Wednesday, August 10, 2011

Identify puzzle game involving removal of adjacent balls/blocks of same color

Question

When I was learning Turbo Pascal in school I "invented" a puzzle game described below. Later (late '90s) I found that this game had apparently been invented before, as a very similar version was included in a linux distribution. (I do not remember which one, and currently do not have any linux installed.)

The game started with balls or square blocks arranged in a rectangular grid (5-30 balls on each side) with randomly assigned colors (3-5 different colors in total). When clicking any ball, it was removed along with all neighbors (i.e. the ball above, below, left and right) of the same color, all neighbor's neighbors of the same color, etc. In other words, the region of connected balls of the same color that involved the selected ball was removed. Remaining balls above removed balls then fell down, staying in the column they were in. When a column became empty, it was removed, i.e. the colums left and right of it were pulled together.

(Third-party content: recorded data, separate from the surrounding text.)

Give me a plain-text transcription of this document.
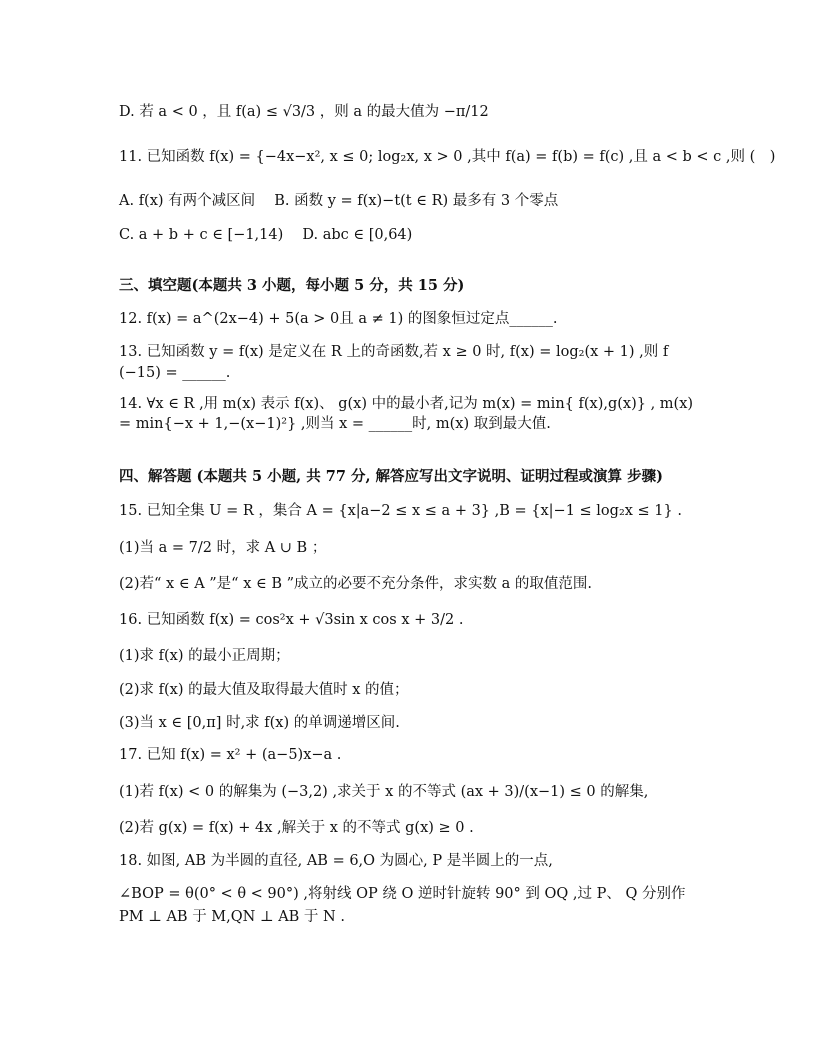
D. 若 a < 0 ，且 f(a) ≤ √3/3 ，则 a 的最大值为 −π/12
11. 已知函数 f(x) = {−4x−x², x ≤ 0; log₂x, x > 0 ,其中 f(a) = f(b) = f(c) ,且 a < b < c ,则 (　)
A. f(x) 有两个减区间　 B. 函数 y = f(x)−t(t ∈ R) 最多有 3 个零点
C. a + b + c ∈ [−1,14)　 D. abc ∈ [0,64)
三、填空题(本题共 3 小题，每小题 5 分，共 15 分)
12. f(x) = a^(2x−4) + 5(a > 0且 a ≠ 1) 的图象恒过定点______.
13. 已知函数 y = f(x) 是定义在 R 上的奇函数,若 x ≥ 0 时, f(x) = log₂(x + 1) ,则 f
(−15) = ______.
14. ∀x ∈ R ,用 m(x) 表示 f(x)、 g(x) 中的最小者,记为 m(x) = min{ f(x),g(x)} , m(x)
= min{−x + 1,−(x−1)²} ,则当 x = ______时, m(x) 取到最大值.
四、解答题 (本题共 5 小题, 共 77 分, 解答应写出文字说明、证明过程或演算 步骤)
15. 已知全集 U = R ，集合 A = {x|a−2 ≤ x ≤ a + 3} ,B = {x|−1 ≤ log₂x ≤ 1} .
(1)当 a = 7/2 时，求 A ∪ B ；
(2)若“ x ∈ A ”是“ x ∈ B ”成立的必要不充分条件，求实数 a 的取值范围.
16. 已知函数 f(x) = cos²x + √3sin x cos x + 3/2 .
(1)求 f(x) 的最小正周期；
(2)求 f(x) 的最大值及取得最大值时 x 的值；
(3)当 x ∈ [0,π] 时,求 f(x) 的单调递增区间.
17. 已知 f(x) = x² + (a−5)x−a .
(1)若 f(x) < 0 的解集为 (−3,2) ,求关于 x 的不等式 (ax + 3)/(x−1) ≤ 0 的解集,
(2)若 g(x) = f(x) + 4x ,解关于 x 的不等式 g(x) ≥ 0 .
18. 如图, AB 为半圆的直径, AB = 6,O 为圆心, P 是半圆上的一点,
∠BOP = θ(0° < θ < 90°) ,将射线 OP 绕 O 逆时针旋转 90° 到 OQ ,过 P、 Q 分别作
PM ⊥ AB 于 M,QN ⊥ AB 于 N .
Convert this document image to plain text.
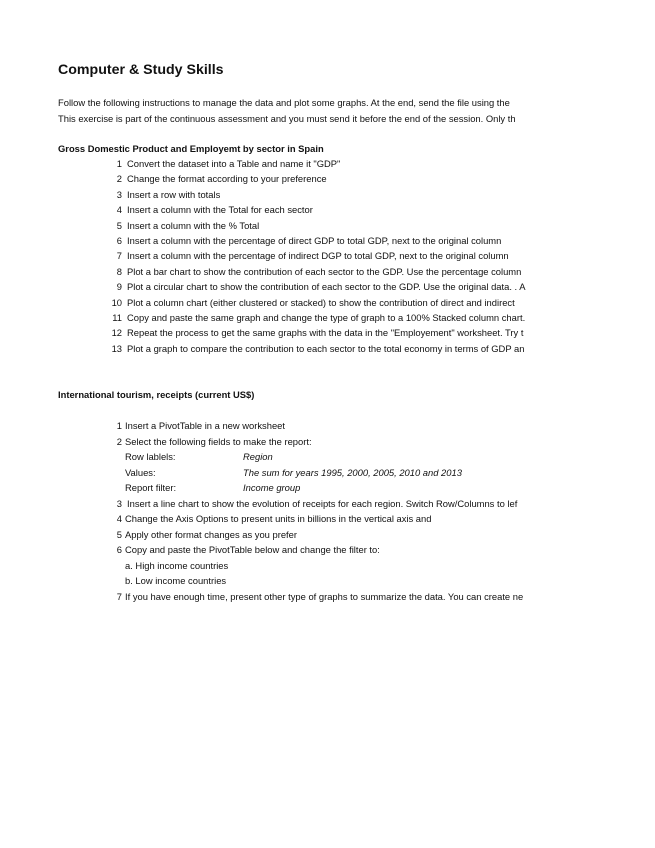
Computer & Study Skills
Follow the following instructions to manage the data and plot some graphs. At the end, send the file using the
This exercise is part of the continuous assessment and you must send it before the end of the session. Only th
Gross Domestic Product and Employemt by sector in Spain
1 Convert the dataset into a Table and name it "GDP"
2 Change the format according to your preference
3 Insert a row with totals
4 Insert a column with the Total for each sector
5 Insert a column with the % Total
6 Insert a column with the percentage of direct GDP to total GDP, next to the original column
7 Insert a column with the percentage of indirect DGP to total GDP, next to the original column
8 Plot a bar chart to show the contribution of each sector to the GDP. Use the percentage column
9 Plot a circular chart to show the contribution of each sector to the GDP. Use the original data. . A
10 Plot a column chart (either clustered or stacked) to show the contribution of direct and indirect
11 Copy and paste the same graph and change the type of graph to a 100% Stacked column chart.
12 Repeat the process to get the same graphs with the data in the "Employement" worksheet. Try t
13 Plot a graph to compare the contribution to each sector to the total economy in terms of GDP an
International tourism, receipts (current US$)
1 Insert a PivotTable in a new worksheet
2 Select the following fields to make the report:
Row lablels:	Region
Values:	The sum for years 1995, 2000, 2005, 2010 and 2013
Report filter:	Income group
3 Insert a line chart to show the evolution of receipts for each region. Switch Row/Columns to lef
4 Change the Axis Options to present units in billions in the vertical axis and
5 Apply other format changes as you prefer
6 Copy and paste the PivotTable below and change the filter to:
a. High income countries
b. Low income countries
7 If you have enough time, present other type of graphs to summarize the data. You can create ne
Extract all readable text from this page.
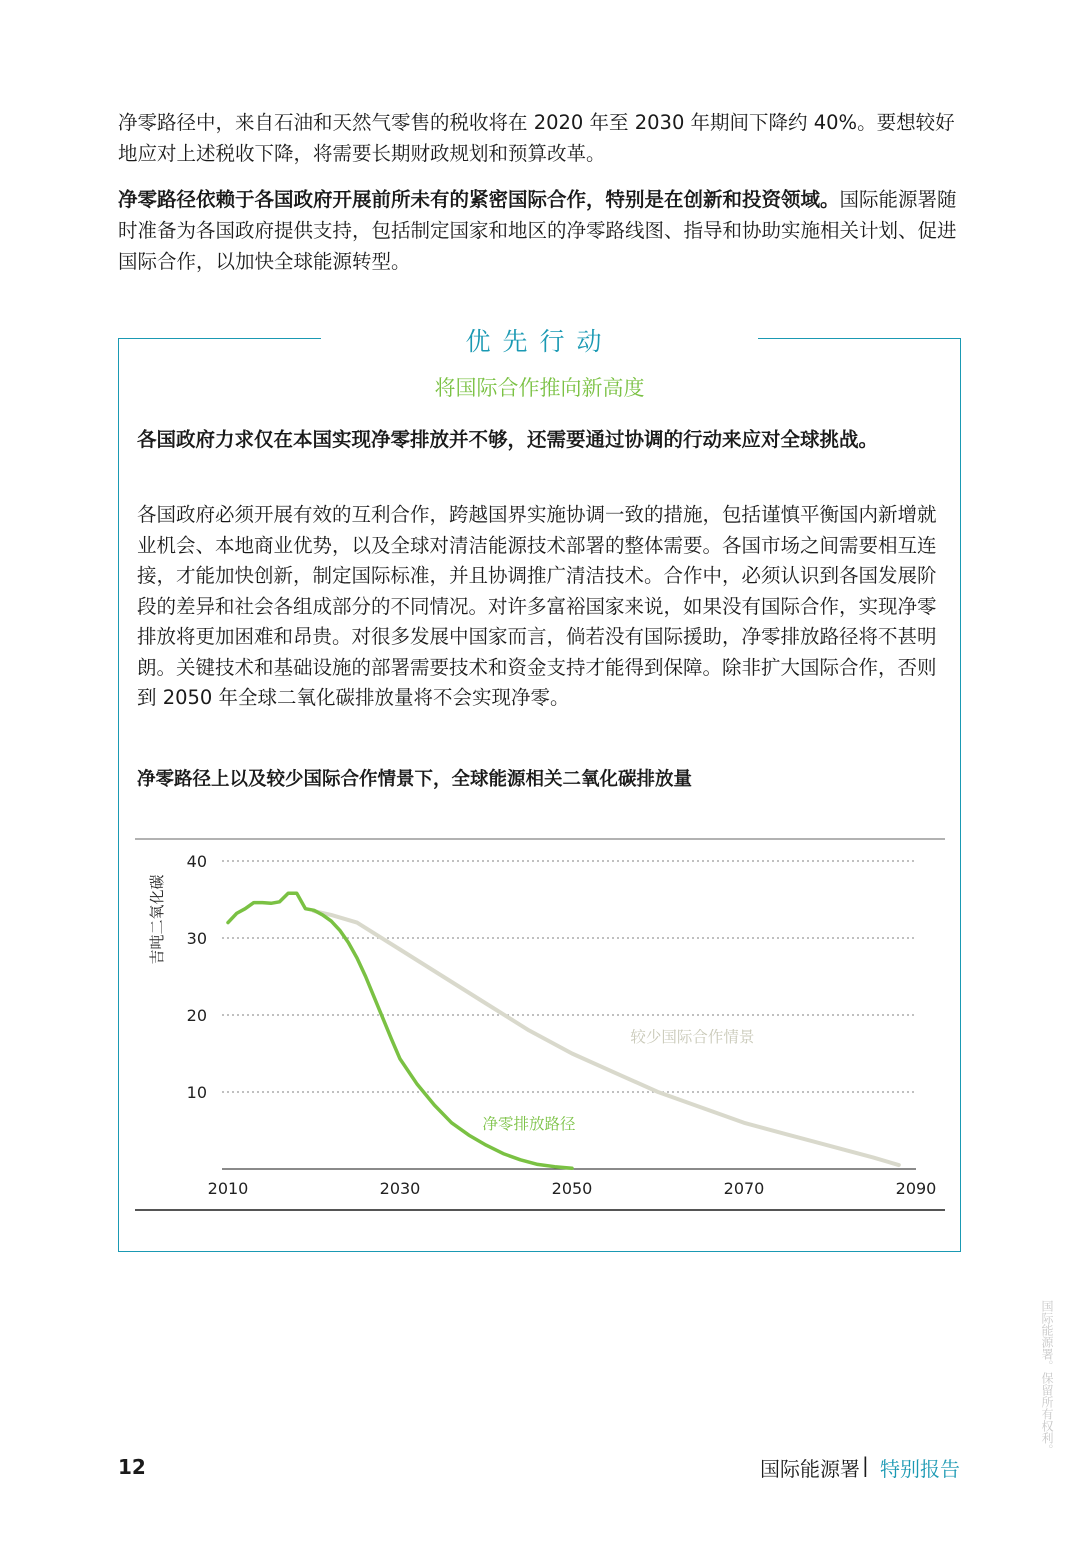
净零路径中，来自石油和天然气零售的税收将在 2020 年至 2030 年期间下降约 40%。要想较好地应对上述税收下降，将需要长期财政规划和预算改革。

净零路径依赖于各国政府开展前所未有的紧密国际合作，特别是在创新和投资领域。国际能源署随时准备为各国政府提供支持，包括制定国家和地区的净零路线图、指导和协助实施相关计划、促进国际合作，以加快全球能源转型。

优先行动

将国际合作推向新高度

各国政府力求仅在本国实现净零排放并不够，还需要通过协调的行动来应对全球挑战。

各国政府必须开展有效的互利合作，跨越国界实施协调一致的措施，包括谨慎平衡国内新增就业机会、本地商业优势，以及全球对清洁能源技术部署的整体需要。各国市场之间需要相互连接，才能加快创新，制定国际标准，并且协调推广清洁技术。合作中，必须认识到各国发展阶段的差异和社会各组成部分的不同情况。对许多富裕国家来说，如果没有国际合作，实现净零排放将更加困难和昂贵。对很多发展中国家而言，倘若没有国际援助，净零排放路径将不甚明朗。关键技术和基础设施的部署需要技术和资金支持才能得到保障。除非扩大国际合作，否则到 2050 年全球二氧化碳排放量将不会实现净零。

净零路径上以及较少国际合作情景下，全球能源相关二氧化碳排放量

10
20
30
40
2010	2030	2050	2070	2090
吉吨二氧化碳
较少国际合作情景
净零排放路径

12	国际能源署 | 特别报告

国际能源署。保留所有权利。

The player got points for each move according to a function increasing faster than the number of balls removed, probably proportional to the square of the number of balls removed (i.e. a move removing 5 balls at once was worth much more than two moves removing 2 and 3 balls, resp.). There was only one player, no opponent or time limit, clearing the playing field with the fewest number of moves / the highest score was the only goal.

Answer

This makes me think of Jawbreaker

Jawbreaker

But I can't find the Linux version of it. Maybe it has a different name.